Graft-derived dopaminergic innervation of the forebrain in intact and denervated adult recipients. Six weeks after transplantation of E12.5 VM cells into the striatum of intact or 6-OHDA-lesioned adult rats, the graft-derived dopaminergic innervation of the host was assessed by GFP immunohistochemistry. The striatal volume innervated by the graft appeared consistently greater in lesioned (B) relative to intact (A) hosts, and formal quantification showed that this difference was significant (C, light gray bars). The volume of the graft core, as defined as the tissue occupied by GFP⁺ cell bodies, was not significantly different in intact and lesioned hosts (C, black bars). D gives an overview of the distribution of graft-derived GFP⁺ fibers, illustrated schematically in coronal sections (a-e) through one of the lesioned hosts, as indicated in the sagittal drawing. E-I give photographic examples of graft-derived GFP⁺ fibers in the striatal fiber bundles (E), frontal cortex (F, G), ventrolateral striatum (H), and the amygdala (I). The locations from which these images were taken are indicated in D. v, Ventricle. Scale bars: A, B, 1 mm; E, 100 μm; F-I, 100 μm. Student's t test, ^*p < 0.01).

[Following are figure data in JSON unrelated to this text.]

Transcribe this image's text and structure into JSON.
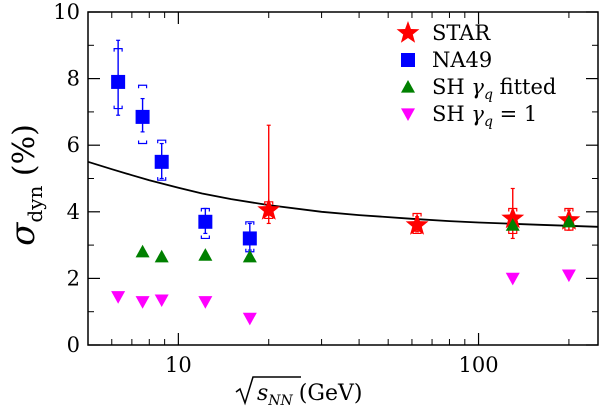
{
  "chart_data": {
    "type": "scatter",
    "title": "",
    "xlabel": "√s_NN (GeV)",
    "ylabel": "σ_dyn (%)",
    "xscale": "log",
    "xlim": [
      5,
      250
    ],
    "ylim": [
      0,
      10
    ],
    "x_ticks": [
      10,
      100
    ],
    "x_tick_labels": [
      "10",
      "100"
    ],
    "y_ticks": [
      0,
      2,
      4,
      6,
      8,
      10
    ],
    "y_tick_labels": [
      "0",
      "2",
      "4",
      "6",
      "8",
      "10"
    ],
    "grid": false,
    "legend_position": "top-right",
    "series": [
      {
        "name": "STAR",
        "marker": "star",
        "color": "#ff0000",
        "points": [
          {
            "x": 20,
            "y": 4.05,
            "err_lo": 0.4,
            "err_hi": 2.55,
            "sys_lo": 0.25,
            "sys_hi": 0.25
          },
          {
            "x": 62.4,
            "y": 3.6,
            "err_lo": 0.2,
            "err_hi": 0.25,
            "sys_lo": 0.25,
            "sys_hi": 0.35
          },
          {
            "x": 130,
            "y": 3.8,
            "err_lo": 0.6,
            "err_hi": 0.9,
            "sys_lo": 0.45,
            "sys_hi": 0.3
          },
          {
            "x": 200,
            "y": 3.75,
            "err_lo": 0.3,
            "err_hi": 0.3,
            "sys_lo": 0.3,
            "sys_hi": 0.35
          }
        ]
      },
      {
        "name": "NA49",
        "marker": "square",
        "color": "#0000ff",
        "points": [
          {
            "x": 6.3,
            "y": 7.9,
            "err_lo": 1.0,
            "err_hi": 1.25,
            "sys_lo": 0.8,
            "sys_hi": 1.0
          },
          {
            "x": 7.6,
            "y": 6.85,
            "err_lo": 0.45,
            "err_hi": 0.55,
            "sys_lo": 0.8,
            "sys_hi": 0.95
          },
          {
            "x": 8.8,
            "y": 5.5,
            "err_lo": 0.5,
            "err_hi": 0.55,
            "sys_lo": 0.55,
            "sys_hi": 0.65
          },
          {
            "x": 12.3,
            "y": 3.7,
            "err_lo": 0.35,
            "err_hi": 0.4,
            "sys_lo": 0.5,
            "sys_hi": 0.4
          },
          {
            "x": 17.3,
            "y": 3.2,
            "err_lo": 0.35,
            "err_hi": 0.45,
            "sys_lo": 0.4,
            "sys_hi": 0.5
          }
        ]
      },
      {
        "name": "SH γq fitted",
        "marker": "triangle-up",
        "color": "#008000",
        "points": [
          {
            "x": 7.6,
            "y": 2.8
          },
          {
            "x": 8.8,
            "y": 2.65
          },
          {
            "x": 12.3,
            "y": 2.7
          },
          {
            "x": 17.3,
            "y": 2.65
          },
          {
            "x": 130,
            "y": 3.6
          },
          {
            "x": 200,
            "y": 3.7
          }
        ]
      },
      {
        "name": "SH γq = 1",
        "marker": "triangle-down",
        "color": "#ff00ff",
        "points": [
          {
            "x": 6.3,
            "y": 1.45
          },
          {
            "x": 7.6,
            "y": 1.3
          },
          {
            "x": 8.8,
            "y": 1.35
          },
          {
            "x": 12.3,
            "y": 1.3
          },
          {
            "x": 17.3,
            "y": 0.8
          },
          {
            "x": 130,
            "y": 2.0
          },
          {
            "x": 200,
            "y": 2.1
          }
        ]
      }
    ],
    "curve": {
      "color": "#000000",
      "x": [
        5,
        6,
        7,
        8,
        10,
        12,
        15,
        20,
        30,
        40,
        60,
        80,
        100,
        130,
        160,
        200,
        250
      ],
      "y": [
        5.5,
        5.28,
        5.1,
        4.95,
        4.72,
        4.55,
        4.38,
        4.2,
        4.0,
        3.9,
        3.79,
        3.72,
        3.68,
        3.64,
        3.61,
        3.58,
        3.55
      ]
    }
  }
}
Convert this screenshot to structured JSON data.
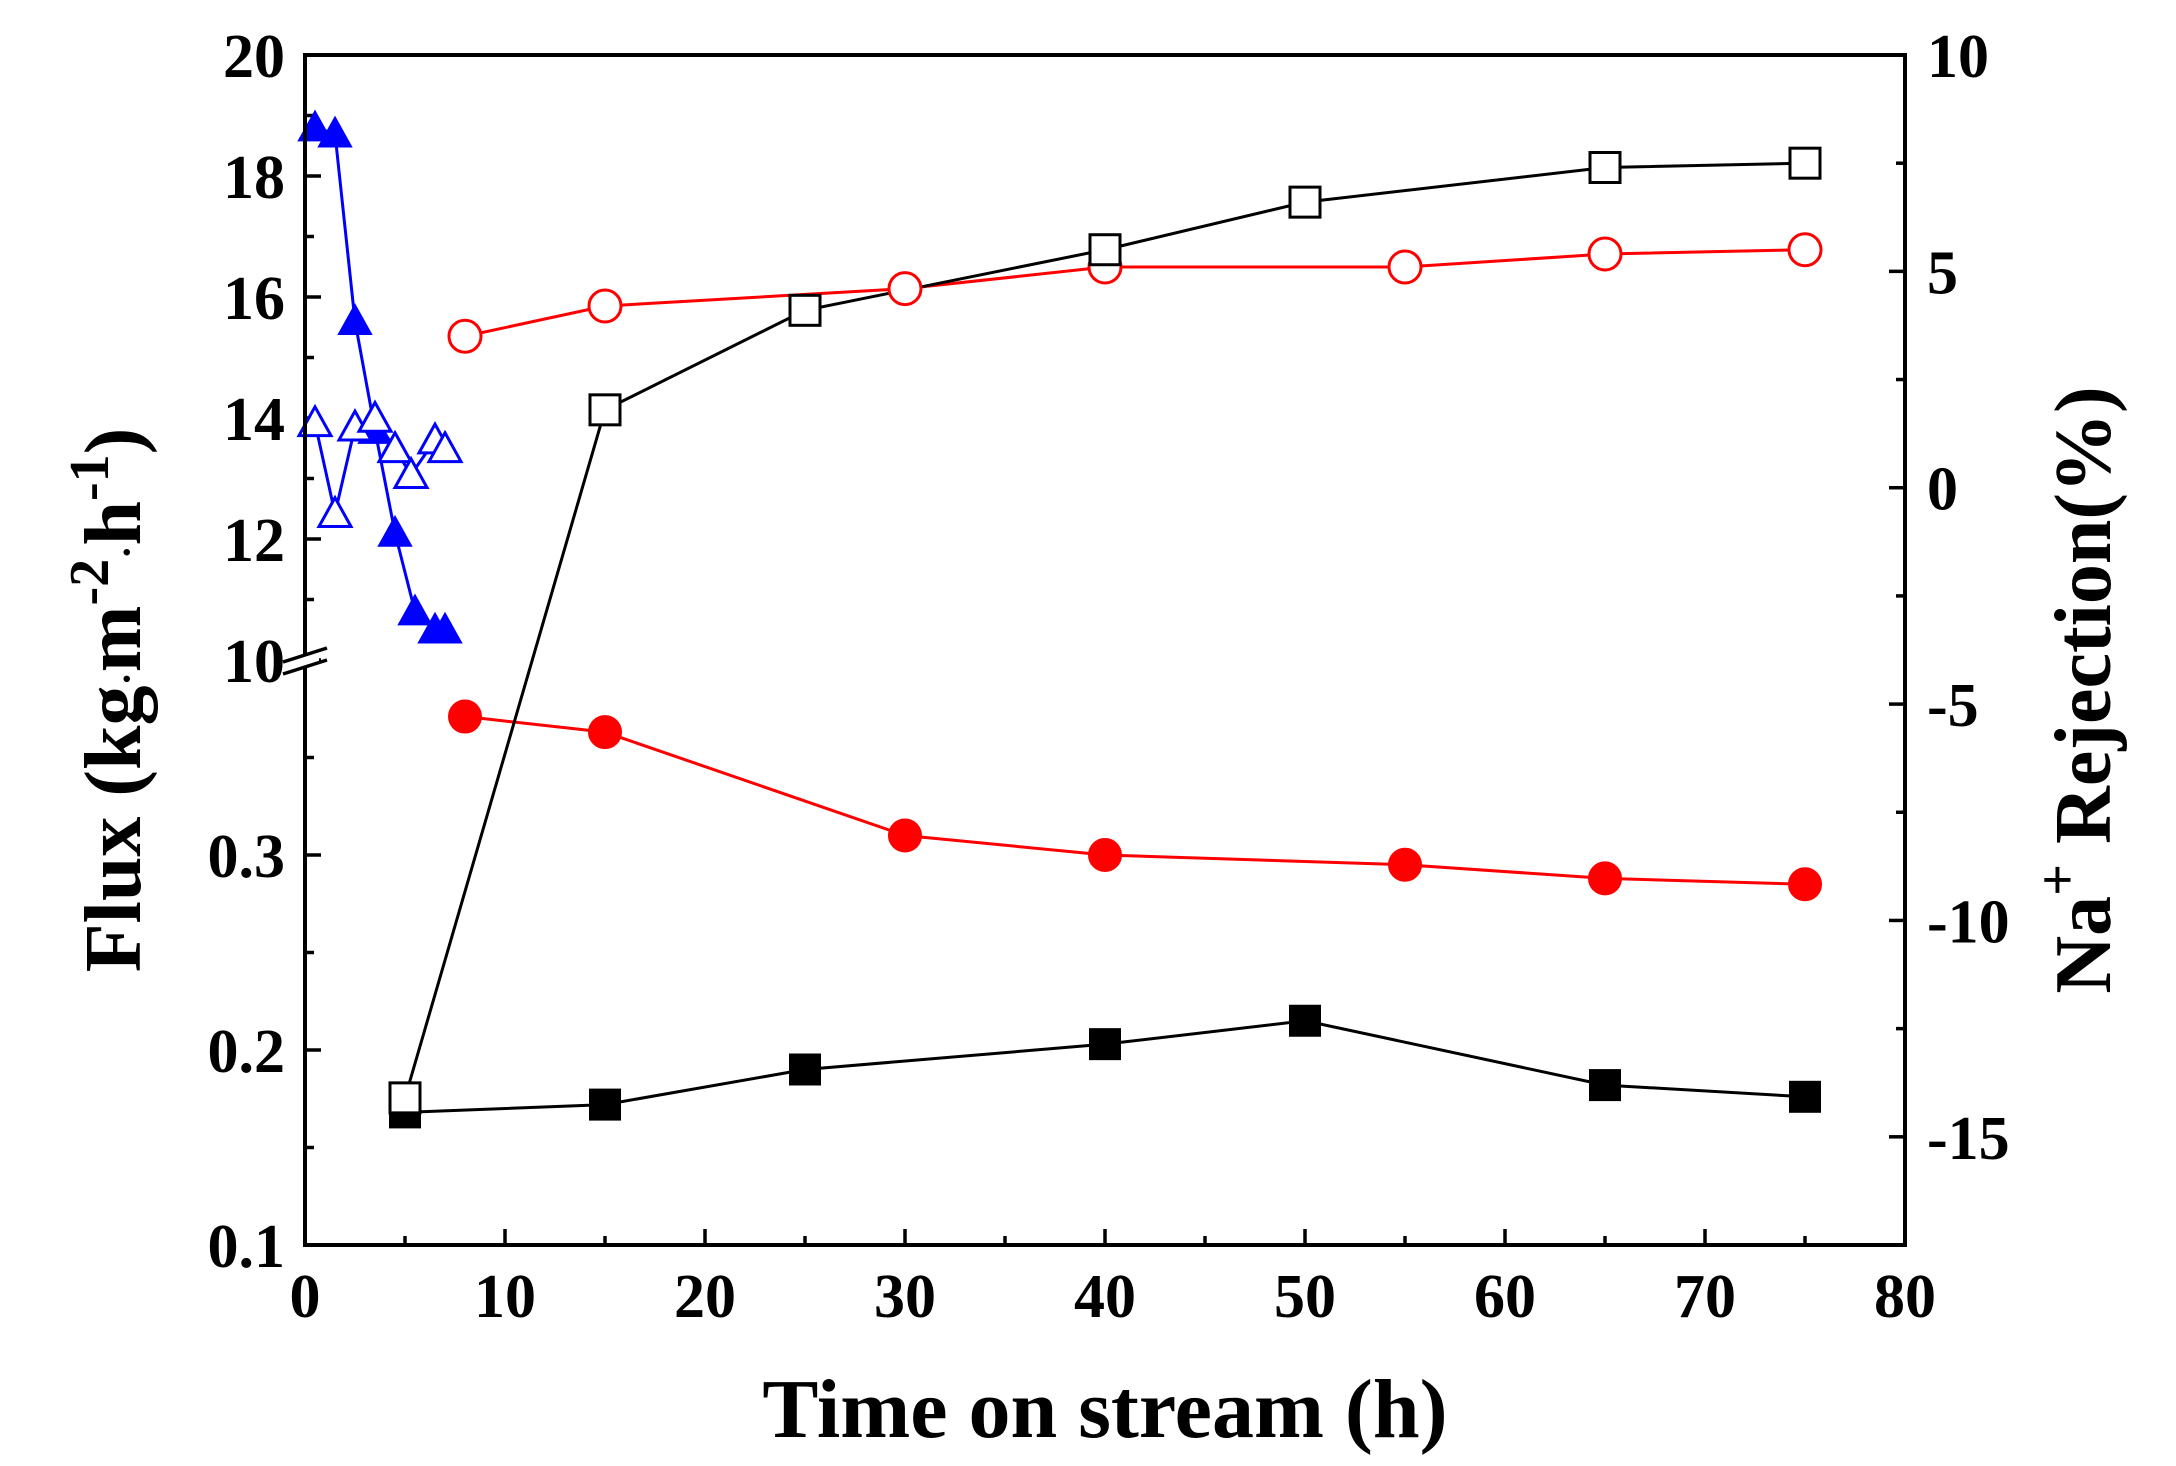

Graft-derived dopaminergic innervation of the forebrain after transplantation in intact and lesioned neonatal recipients. GFP immunohistochemistry 6 weeks after transplantation. In the intact striatum, certain areas were innervated more extensively than others, giving a prominent patchy appearance throughout the structure (A). Innervation of the 6-OHDA-lesioned recipients was more extensive, resulting in a more homogenous fiber pattern throughout dorsal striatum (B). C gives an overview of GFP⁺ fiber innervation throughout the brain, illustrated schematically in coronal sections (a-e) through one of the lesioned hosts, as indicated in the sagittal drawing. D-I, Photographic examples are also given of GFP⁺ fibers in frontal cortex (D), piriform cortex (E), forceps minor (F), olfactory bulb (G), contralateral striatum and corpus callosum (H, boxed area shown at larger magnification as inset; arrowheads indicate GFP⁺ fibers in corpus callosum), and contralateral septum (I). The locations from which these images are taken are indicated in C. The image of GFP fibers in piriform cortex is taken from an animal in which the graft was placed quite ventrally, not represented in the schematic drawing. I, Cortex layer 1; III, cortex layer 3; v, ventricle. Scale bars: A, B, 1 mm; D, E, I, 200 μm; F, G, 500 μm; H, inset, 100 μm.

Retrograde tracing from dorsolateral striatum in VM grafted neonates. Six weeks after transplantation of wild-type VM tissue in 6-OHDA-lesioned neonates, CTB prelabeled with an Alexa-555 fluorophore was injected into the dorsolateral striatum. Immunohistochemistry for TH (A) and Girk2 (C) shows that many retrogradely labeled CTB⁺ cells (B) in the VM grafts expressed both of these proteins (D). Arrowheads in A-D identify the dopaminergic (TH⁺) cells that had incorporated the CTB tracer, located in the periphery of the graft. The boxed area is shown at higher magnification (E-H). In addition to TH⁺ cells (arrowhead), the CTB tracer was taken up by a number of TH^- cells (arrow) lying within the VM grafts (E-H). CTB staining resulting from passive diffusion of the tracer is illustrated at the injection site in the dorsolateral striatum (I) and at the level of the graft (J). g, Graft; v, ventricle. Scale bars: A-D, 200 μm; E-H, 50 μm; I, J, 500 μm.